From: Andreas Rheinhardt <andreas.rheinhardt@outlook.com>
To: ffmpeg-devel@ffmpeg.org
Subject: Re: [FFmpeg-devel] [PATCH 1/6] opus: convert encoder and decoder to lavu/tx
Date: Sun, 25 Sep 2022 23:17:28 +0200
Message-ID: <AS8P250MB0744B23538CC2C2BD1ABA8498F539@AS8P250MB0744.EURP250.PROD.OUTLOOK.COM> (raw)
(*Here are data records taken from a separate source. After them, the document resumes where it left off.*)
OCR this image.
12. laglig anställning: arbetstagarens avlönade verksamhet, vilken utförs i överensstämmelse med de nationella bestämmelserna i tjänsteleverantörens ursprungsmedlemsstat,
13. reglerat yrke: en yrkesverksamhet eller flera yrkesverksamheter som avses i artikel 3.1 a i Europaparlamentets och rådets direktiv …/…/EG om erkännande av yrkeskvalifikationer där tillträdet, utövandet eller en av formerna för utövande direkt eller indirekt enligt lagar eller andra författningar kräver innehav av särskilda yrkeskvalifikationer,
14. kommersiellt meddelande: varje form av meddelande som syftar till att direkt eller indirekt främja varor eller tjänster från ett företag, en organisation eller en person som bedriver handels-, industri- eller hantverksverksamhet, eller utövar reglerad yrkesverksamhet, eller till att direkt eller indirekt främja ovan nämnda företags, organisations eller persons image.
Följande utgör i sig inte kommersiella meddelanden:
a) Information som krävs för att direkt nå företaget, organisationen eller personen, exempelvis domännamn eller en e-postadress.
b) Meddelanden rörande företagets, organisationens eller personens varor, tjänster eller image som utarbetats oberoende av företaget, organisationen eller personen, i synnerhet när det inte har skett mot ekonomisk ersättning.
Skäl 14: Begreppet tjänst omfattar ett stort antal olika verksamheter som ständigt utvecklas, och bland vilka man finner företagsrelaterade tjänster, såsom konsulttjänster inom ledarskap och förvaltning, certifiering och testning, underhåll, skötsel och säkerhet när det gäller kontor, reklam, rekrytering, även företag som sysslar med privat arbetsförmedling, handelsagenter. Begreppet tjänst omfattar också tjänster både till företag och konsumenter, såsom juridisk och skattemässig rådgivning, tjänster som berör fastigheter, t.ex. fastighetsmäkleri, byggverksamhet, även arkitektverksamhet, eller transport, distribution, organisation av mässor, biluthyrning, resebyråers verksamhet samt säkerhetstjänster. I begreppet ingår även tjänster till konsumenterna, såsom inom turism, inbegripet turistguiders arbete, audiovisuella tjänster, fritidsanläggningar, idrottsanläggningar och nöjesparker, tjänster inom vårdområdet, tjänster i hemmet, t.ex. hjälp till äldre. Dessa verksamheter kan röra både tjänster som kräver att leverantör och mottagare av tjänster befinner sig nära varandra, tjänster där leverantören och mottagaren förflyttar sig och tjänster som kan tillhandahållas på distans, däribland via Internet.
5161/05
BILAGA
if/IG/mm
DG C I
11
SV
In-Reply-To: <NCqThVx--3-2@lynne.ee>
Lynne:
> Sep 25, 2022, 14:34 by andreas.rheinhardt@outlook.com:
>
>> Lynne:
>>
>>> Sep 24, 2022, 23:57 by dev@lynne.ee:
>>>
>>>> Sep 24, 2022, 21:40 by martin@martin.st:
>>>>
>>>>> What about ac3dsp then - that one seems like it's fairly optimized for arm?
>>>>>
>>>> Haven't touched them, they're still being used. Unfortunately, for AC3,
>>>> the full MDCT optimizations in lavc do make a difference and the overall
>>>> decoder becomes 15% slower with this patch on for aarch64 with lavu/tx's
>>>> asm disabled and 7% slower with lavu/tx's asm enabled. I do plan to write
>>>> an aarch64 MDCT NEON SIMD code in a month or so, unless someone is faster,
>>>> which should make the decoder at least 10% faster with lavu/tx.
>>>>
>>>
>>> I'd just like to add this was for the float version of the ac3 decoder. The fixed-point
>>> version is a few percent faster with the patch on an A53, and quite a bit
>>> more accurate.
>>> The lavc fixed-point FFT code also has some weird large spikes in #cycles
>>> for some transform sizes, so the figure above is an average, but the dips
>>> went from 117x realtime to 78x realtime, which on a slower CPU may
>>> be the difference between stuttering and realtime playback.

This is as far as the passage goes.